Freyr est le fils de Njörðr. Sa mère n’est pas connue. C’est que les vanes épousaient leur sœur. Celle de Njörðr n’est qu’esquissée, mais le nom de Njörðr contient celui de Jörð « Terre ». Quoiqu’il en soit, Njörðr épousa l’hivernale Skaði. Celle-ci devint la belle-mère de ses enfants.

Freyr a pour sœur et parèdre Freyja. En tant que vane, il l’aurait épousée avant son adoption par les ases (qui interdirent cette coutume). Freyr aurait alors épousé la géante Gerðr.

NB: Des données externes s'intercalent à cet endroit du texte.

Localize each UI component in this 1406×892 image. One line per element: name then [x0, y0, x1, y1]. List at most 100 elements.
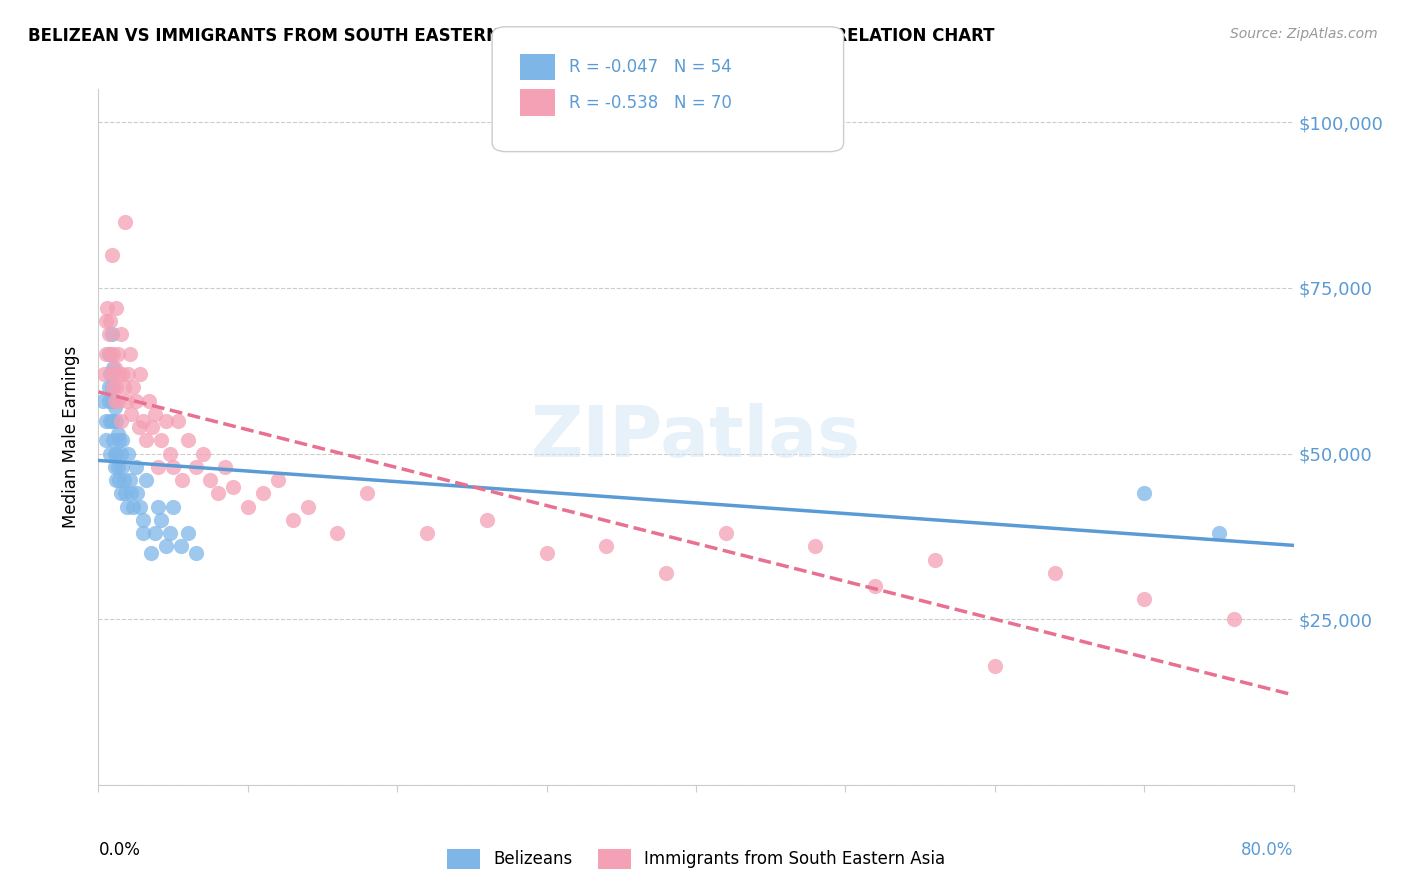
Point: [101, 248, 124, 262]
Text: R = -0.047   N = 54: R = -0.047 N = 54: [569, 58, 733, 76]
Point: [108, 367, 131, 381]
Point: [110, 486, 132, 500]
Point: [115, 500, 138, 514]
Point: [105, 380, 128, 394]
Point: [94, 434, 117, 448]
Point: [132, 526, 155, 541]
Legend: Belizeans, Immigrants from South Eastern Asia: Belizeans, Immigrants from South Eastern…: [440, 842, 952, 876]
Point: [117, 367, 139, 381]
Point: [107, 393, 129, 408]
Point: [984, 658, 1007, 673]
Point: [91, 393, 114, 408]
Point: [107, 459, 129, 474]
Point: [148, 459, 170, 474]
Point: [103, 434, 125, 448]
Point: [475, 513, 498, 527]
Point: [103, 360, 125, 375]
Point: [139, 546, 162, 560]
Point: [159, 526, 181, 541]
Point: [118, 347, 141, 361]
Point: [104, 447, 127, 461]
Point: [101, 413, 124, 427]
Point: [141, 420, 163, 434]
Point: [416, 526, 439, 541]
Point: [104, 401, 127, 415]
Point: [98, 367, 122, 381]
Point: [1223, 612, 1246, 626]
Point: [252, 486, 274, 500]
Point: [104, 360, 127, 375]
Text: BELIZEAN VS IMMIGRANTS FROM SOUTH EASTERN ASIA MEDIAN MALE EARNINGS CORRELATION : BELIZEAN VS IMMIGRANTS FROM SOUTH EASTER…: [28, 27, 994, 45]
Point: [105, 413, 128, 427]
Point: [191, 447, 214, 461]
Point: [150, 434, 173, 448]
Point: [105, 473, 128, 487]
Point: [98, 413, 122, 427]
Point: [326, 526, 349, 541]
Point: [94, 413, 117, 427]
Point: [93, 367, 115, 381]
Point: [135, 473, 157, 487]
Point: [184, 459, 207, 474]
Point: [236, 500, 259, 514]
Point: [98, 447, 122, 461]
Y-axis label: Median Male Earnings: Median Male Earnings: [62, 346, 80, 528]
Point: [97, 393, 120, 408]
Text: ZIPatlas: ZIPatlas: [531, 402, 860, 472]
Point: [135, 434, 157, 448]
Point: [200, 473, 222, 487]
Point: [110, 413, 132, 427]
Point: [110, 447, 132, 461]
Point: [107, 426, 129, 441]
Point: [128, 420, 150, 434]
Point: [177, 434, 200, 448]
Point: [101, 367, 124, 381]
Point: [101, 380, 124, 394]
Point: [101, 327, 124, 342]
Point: [155, 413, 177, 427]
Point: [98, 347, 122, 361]
Point: [166, 413, 188, 427]
Point: [155, 540, 177, 554]
Point: [121, 500, 143, 514]
Point: [159, 447, 181, 461]
Point: [111, 459, 134, 474]
Point: [108, 473, 131, 487]
Point: [115, 393, 138, 408]
Point: [281, 513, 304, 527]
Point: [104, 393, 127, 408]
Point: [103, 380, 125, 394]
Point: [148, 500, 170, 514]
Point: [162, 459, 184, 474]
Text: R = -0.538   N = 70: R = -0.538 N = 70: [569, 94, 733, 112]
Point: [356, 486, 378, 500]
Point: [105, 301, 128, 315]
Point: [169, 540, 191, 554]
Point: [96, 301, 118, 315]
Point: [120, 407, 142, 421]
Point: [104, 459, 127, 474]
Point: [655, 566, 678, 580]
Point: [120, 486, 142, 500]
Point: [114, 215, 136, 229]
Point: [105, 447, 128, 461]
Point: [97, 327, 120, 342]
Point: [94, 314, 117, 328]
Point: [103, 393, 125, 408]
Point: [1133, 486, 1156, 500]
Point: [132, 513, 155, 527]
Point: [1043, 566, 1066, 580]
Point: [110, 327, 132, 342]
Point: [138, 393, 160, 408]
Point: [184, 546, 207, 560]
Point: [207, 486, 229, 500]
Point: [112, 380, 135, 394]
Point: [129, 367, 152, 381]
Point: [536, 546, 558, 560]
Point: [98, 314, 122, 328]
Text: Source: ZipAtlas.com: Source: ZipAtlas.com: [1230, 27, 1378, 41]
Point: [108, 434, 131, 448]
Point: [804, 540, 827, 554]
Point: [94, 347, 117, 361]
Point: [127, 486, 149, 500]
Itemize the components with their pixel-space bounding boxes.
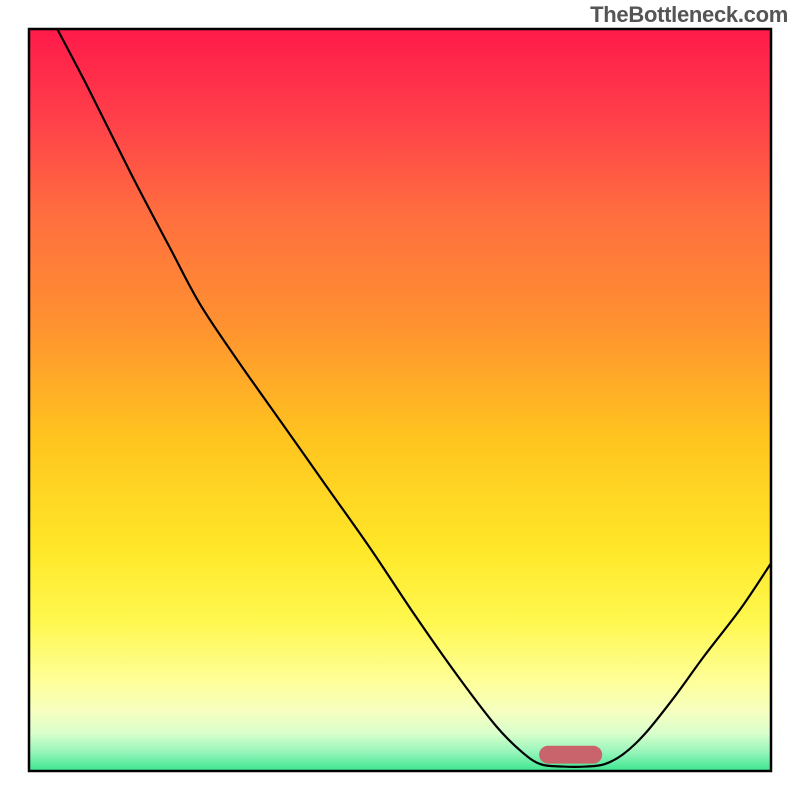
plot-background (29, 29, 771, 771)
chart-container: TheBottleneck.com (0, 0, 800, 800)
watermark-text: TheBottleneck.com (590, 2, 788, 28)
optimal-marker (539, 746, 602, 764)
bottleneck-chart (0, 0, 800, 800)
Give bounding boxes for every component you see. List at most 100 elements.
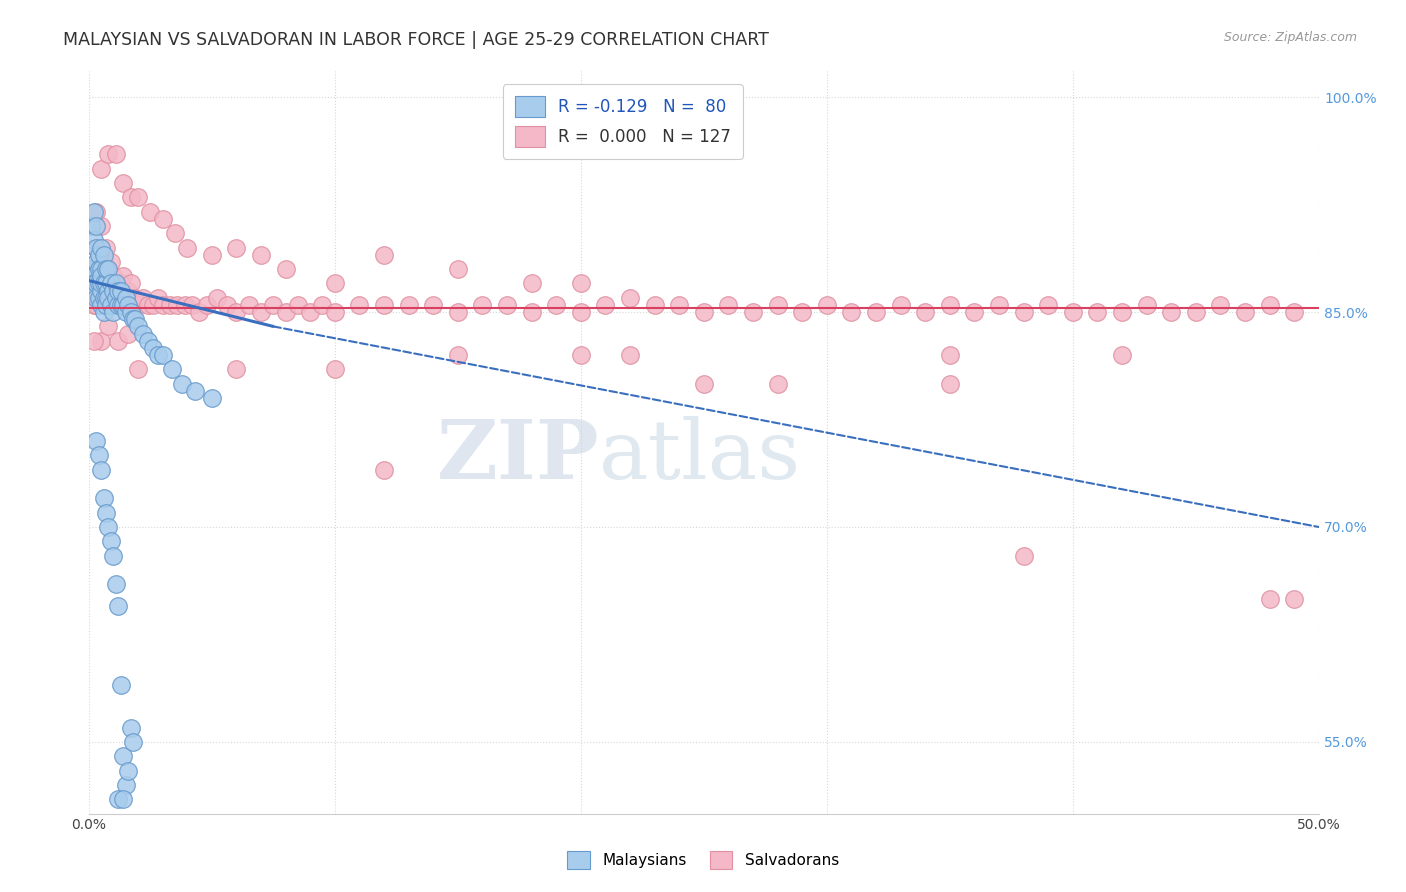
Point bbox=[97, 291, 120, 305]
Point bbox=[114, 291, 136, 305]
Point bbox=[176, 241, 198, 255]
Point bbox=[250, 248, 273, 262]
Point bbox=[152, 211, 174, 226]
Point bbox=[107, 599, 129, 613]
Point bbox=[546, 298, 568, 312]
Point bbox=[87, 277, 110, 291]
Point bbox=[93, 255, 115, 269]
Point bbox=[84, 434, 107, 448]
Point bbox=[103, 291, 125, 305]
Text: atlas: atlas bbox=[599, 416, 801, 496]
Point bbox=[373, 463, 395, 477]
Point bbox=[914, 305, 936, 319]
Point bbox=[323, 362, 346, 376]
Point bbox=[90, 219, 112, 233]
Point bbox=[90, 284, 112, 298]
Point bbox=[83, 277, 105, 291]
Point bbox=[939, 298, 962, 312]
Point bbox=[1111, 348, 1133, 362]
Point bbox=[120, 305, 142, 319]
Point bbox=[93, 277, 115, 291]
Point bbox=[93, 298, 115, 312]
Point bbox=[1111, 305, 1133, 319]
Point bbox=[107, 284, 129, 298]
Point bbox=[1062, 305, 1084, 319]
Point bbox=[841, 305, 863, 319]
Point bbox=[132, 326, 155, 341]
Point bbox=[146, 291, 169, 305]
Point bbox=[120, 277, 142, 291]
Point bbox=[1258, 591, 1281, 606]
Point bbox=[104, 277, 127, 291]
Point bbox=[163, 227, 186, 241]
Point bbox=[183, 384, 205, 398]
Point bbox=[87, 291, 110, 305]
Point bbox=[815, 298, 838, 312]
Point bbox=[1233, 305, 1256, 319]
Point bbox=[225, 305, 247, 319]
Point bbox=[110, 284, 132, 298]
Point bbox=[103, 549, 125, 563]
Point bbox=[90, 241, 112, 255]
Point bbox=[142, 298, 165, 312]
Point bbox=[97, 262, 120, 277]
Point bbox=[152, 348, 174, 362]
Point bbox=[104, 277, 127, 291]
Point bbox=[124, 291, 146, 305]
Point bbox=[107, 792, 129, 806]
Point bbox=[693, 376, 716, 391]
Point bbox=[127, 298, 149, 312]
Point bbox=[262, 298, 284, 312]
Point bbox=[90, 262, 112, 277]
Point bbox=[80, 219, 103, 233]
Point bbox=[103, 269, 125, 284]
Point bbox=[90, 262, 112, 277]
Point bbox=[619, 291, 641, 305]
Point bbox=[84, 241, 107, 255]
Point bbox=[159, 298, 181, 312]
Point bbox=[97, 147, 120, 161]
Point bbox=[94, 506, 117, 520]
Point bbox=[201, 248, 224, 262]
Point bbox=[90, 277, 112, 291]
Point bbox=[117, 764, 139, 778]
Point bbox=[94, 291, 117, 305]
Point bbox=[117, 326, 139, 341]
Point bbox=[112, 749, 135, 764]
Point bbox=[97, 319, 120, 334]
Point bbox=[136, 298, 159, 312]
Point bbox=[939, 348, 962, 362]
Point bbox=[471, 298, 494, 312]
Point bbox=[373, 248, 395, 262]
Point bbox=[520, 277, 543, 291]
Point bbox=[1135, 298, 1157, 312]
Point bbox=[172, 376, 194, 391]
Point bbox=[93, 284, 115, 298]
Point bbox=[195, 298, 218, 312]
Point bbox=[83, 277, 105, 291]
Point bbox=[644, 298, 666, 312]
Point bbox=[94, 284, 117, 298]
Point bbox=[107, 284, 129, 298]
Point bbox=[274, 305, 297, 319]
Point bbox=[668, 298, 690, 312]
Point bbox=[205, 291, 228, 305]
Point bbox=[112, 269, 135, 284]
Point bbox=[107, 334, 129, 348]
Point bbox=[80, 262, 103, 277]
Point bbox=[132, 291, 155, 305]
Point bbox=[100, 255, 122, 269]
Point bbox=[496, 298, 519, 312]
Point bbox=[90, 269, 112, 284]
Point bbox=[201, 391, 224, 405]
Point bbox=[166, 298, 188, 312]
Point bbox=[766, 376, 789, 391]
Point bbox=[114, 778, 136, 792]
Point bbox=[120, 190, 142, 204]
Point bbox=[122, 298, 145, 312]
Point bbox=[83, 298, 105, 312]
Point bbox=[103, 305, 125, 319]
Point bbox=[97, 291, 120, 305]
Point bbox=[250, 305, 273, 319]
Point bbox=[520, 305, 543, 319]
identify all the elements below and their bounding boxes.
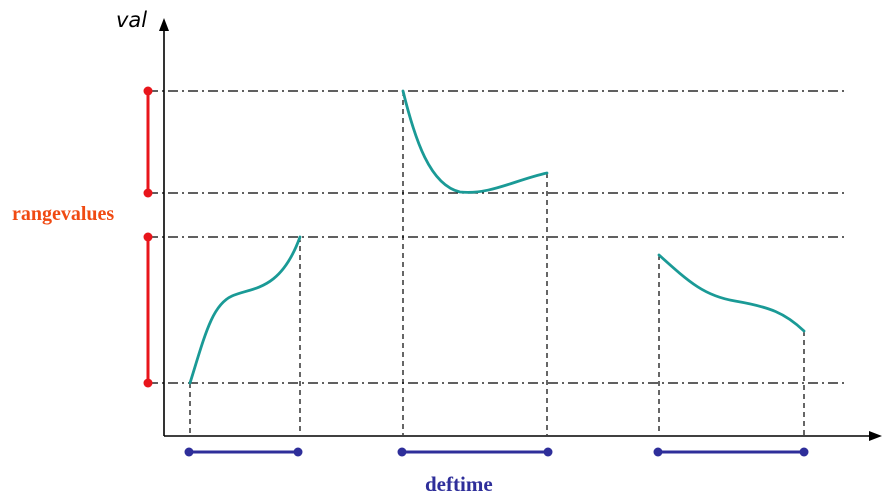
range-dot: [143, 378, 153, 388]
time-label: deftime: [425, 472, 493, 496]
time-dot: [293, 447, 303, 457]
curves: [188, 89, 806, 385]
time-dot: [543, 447, 553, 457]
y-axis-title: val: [116, 8, 147, 32]
range-indicator: [143, 86, 153, 388]
curve-segment-1: [188, 235, 302, 385]
x-axis-arrowhead: [869, 431, 882, 441]
time-dot: [653, 447, 663, 457]
horizontal-guide-lines: [148, 90, 848, 384]
time-dot: [799, 447, 809, 457]
y-axis-arrowhead: [159, 18, 169, 31]
time-interval-dots: [184, 447, 809, 457]
time-dot: [397, 447, 407, 457]
range-label: rangevalues: [12, 203, 114, 225]
axes: [163, 28, 872, 437]
curve-segment-2: [401, 89, 549, 194]
range-dot: [143, 86, 153, 96]
range-dot: [143, 232, 153, 242]
time-dot: [184, 447, 194, 457]
range-dot: [143, 188, 153, 198]
curve-segment-3: [657, 253, 806, 333]
vertical-drop-lines: [189, 91, 805, 435]
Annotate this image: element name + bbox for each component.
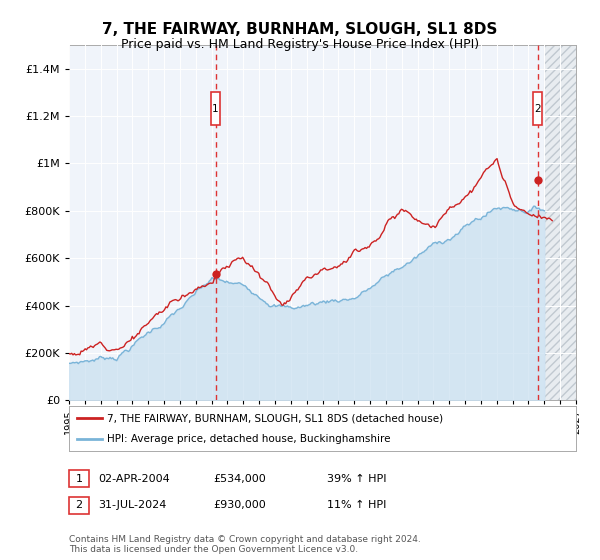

L’affaire n’est pas claire, car Njörðr aurait aussi conçu Freyr APRÈS son adoption par les ases (Lokasenna, str. 35). D’un autre côté, Freyr est accompagné de Freyja au banquet des dieux, au lieu de Gerðr. L’absence de celle-ci est d’autant plus remarquable que ce banquet se tient chez son père.

Les serviteurs de Freyr

Freyr a un couple de serviteurs. En cela, il se distingue peu de Þórr et Máni « Lune », qui en ont chacun un aussi (une fratrie). Il en a aussi un troisième :

Freyr et la géante Gerðr

Freyr désire la géante Gerðr aperçue de loin (Skírnismál). C’est la fille de Gymir, alias Ægir, le géant de la mer, et d’Aurboða « (Ap)Porteuse-de-boue ». Le nom de Gerðr signifie « Champ-clôturé » (de gerði), ou « Ferment » (de gerð). Or, l’orge est un aliment ET le ferment de la bière. Gerðr, par son nom et par son père (brasseur des dieux) et Freyr, par son serviteur Byggvir, trempent donc dans la bière. Au reste, leur futur fils, le roi Fjölnir, se noie dans une cuve d’hydromel.

Freyr dépérit sans raison apparente. Skaði s’inquiète et lui envoie Skírnir. Freyr se confie à Skírnir. Il l’envoie conquérir Gerðr pour lui, contre son épée et son cheval. C’est pourtant un cavalier émérite (Lokasenna, str. 37).

Freyr sera donc désarmé au Ragnarök. Il y affrontera le géant Surtr à l’épée de flammes et périra. De plus, sans ses attributs guerriers, le chef vane a désormais besoin des ases pour assurer ses fonctions.

Gerðr, très réticente, finit par accepter de s’unir à Freyr. Elle lui donne rendez-vous dans neuf nuits dans un bosquet calme appelé Barri (str. 39). Barr désigne soit les aiguilles de conifères, soit l’orge. Ce dernier sens me semble de plus de poids.

Notes

[1] Fenja « Marais » (au pluriel) ; Menja « Colliers ».

[2] La lune est masculine dans la langue et les mythes. Le soleil est féminin.

[3] Les Ingévons sont mentionnés dans La Germanie (chap. 2) de Tacite ↗.

[4] Haakon Schetelig et Hjalmar Falk, Scandinavian Archaeology, translated by E.V. Gordon, Oxford at the Clarendon Press, 1937.